I'm playing around with build a histogram in parallel using parallel_reduce:
#include "stdint.h"
#include "tbb/tbb.h"
#include <algorithm>
#include <vector>
#include <functional>
#include <iostream>
#include <numeric>
void buildhistogram(const uint8_t *inputImage, const size_t numElements, double *outputHist){
auto range = tbb::blocked_range<size_t>(0,numElements);
auto buildHistogramFcn = [&](const tbb::blocked_range<size_t>& r, const std::vector<double>& initHist){
std::vector<double> localHist(initHist);
for (size_t idx = r.begin(); idx != r.end(); ++idx){
localHist[inputImage[idx]]++;
}
return localHist;
};
auto reductionFcn = [&](const std::vector<double>& hist1, const std::vector<double>& hist2){
std::vector<double> histOut(hist1.size());
std::transform(hist1.begin(),hist1.end(),hist2.begin(),histOut.begin(),std::plus<double>());
return histOut;
};
std::vector<double> identity(256);
auto output = tbb::parallel_reduce(range, identity, buildHistogramFcn, reductionFcn);
std::copy(output.begin(),output.end(),outputHist);
}
My question concerns the definition of Func in the lambda form of parallel_reduce. If you look at the Intel documentation:
https://software.intel.com/en-us/node/506154
They document the second RHS argument of Func as being const:
Value Func::operator()(const Range& range, const Value& x)
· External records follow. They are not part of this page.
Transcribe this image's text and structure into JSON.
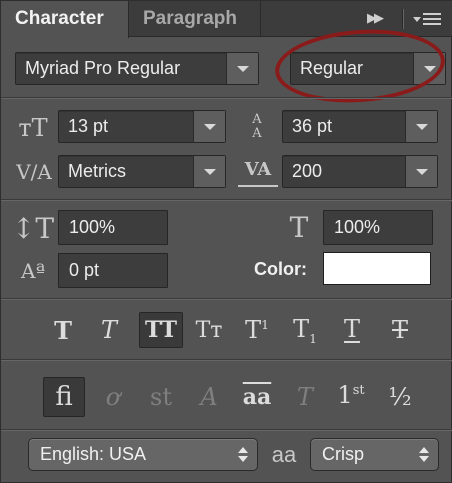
{
  "tabs": {
    "character": "Character",
    "paragraph": "Paragraph"
  },
  "font": {
    "family": "Myriad Pro Regular",
    "style": "Regular"
  },
  "size": {
    "font_size": "13 pt",
    "leading": "36 pt"
  },
  "spacing": {
    "kerning": "Metrics",
    "tracking": "200"
  },
  "scale": {
    "vertical": "100%",
    "horizontal": "100%"
  },
  "baseline": {
    "shift": "0 pt"
  },
  "color": {
    "label": "Color:",
    "value": "#ffffff"
  },
  "styles": {
    "bold": "T",
    "italic": "T",
    "all_caps": "TT",
    "small_caps": "Tт",
    "superscript_base": "T",
    "superscript_mark": "1",
    "subscript_base": "T",
    "subscript_mark": "1",
    "underline": "T",
    "strikethrough": "T"
  },
  "opentype": {
    "ligatures": "fi",
    "discretionary": "ơ",
    "swash": "st",
    "stylistic": "A",
    "ordinals_base": "1",
    "ordinals_sup": "st",
    "fractions": "½",
    "oldstyle": "aa",
    "titling": "T"
  },
  "language": {
    "value": "English: USA"
  },
  "antialias": {
    "icon": "aa",
    "value": "Crisp"
  },
  "accent_colors": {
    "annotation": "#8a1b1b",
    "panel": "#535353",
    "field": "#3d3d3d"
  }
}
However, if you look at their example code, they define an example where the second RHS is non-const, and in fact they modify and return this variable:
auto intelExampleFcn = [](const blocked_range<float*>& r, float init)->float {
for( float* a=r.begin(); a!=r.end(); ++a )
init += *a;
return init;
};
If I try to declare the variable "initHist" as being non-const and work with this memory directly without allocating and returning a local copy:
auto buildHistogramFcn = [&](const tbb::blocked_range<size_t>& r, std::vector<double>& initHist){
for (size_t idx = r.begin(); idx != r.end(); ++idx){
initHist[inputImage[idx]]++;
}
return initHist;
};
I get a compilation error:
/tbb/include/tbb/parallel_reduce.h:322:24: error: no matching function for call to object of type 'const (lambda at buildhistogramTBB.cpp:16:30)' my_value = my_real_body(range, const_cast(my_value));
I'm interested in whether the second RHS argument of the lambda can actually be non-const, because I'd like to be able to avoid making a copy of the vector from the init argument to a local variable that I return.
Am I misunderstanding something, or is Intel's example incorrect?
The second "non-const" argument in Intel's example is being passed by value. If you were to pass your initHist
vector by value (as opposed to by reference), it would also not need const
. (It would, of course, copy the vector. But this seems to be what you are doing anyway.)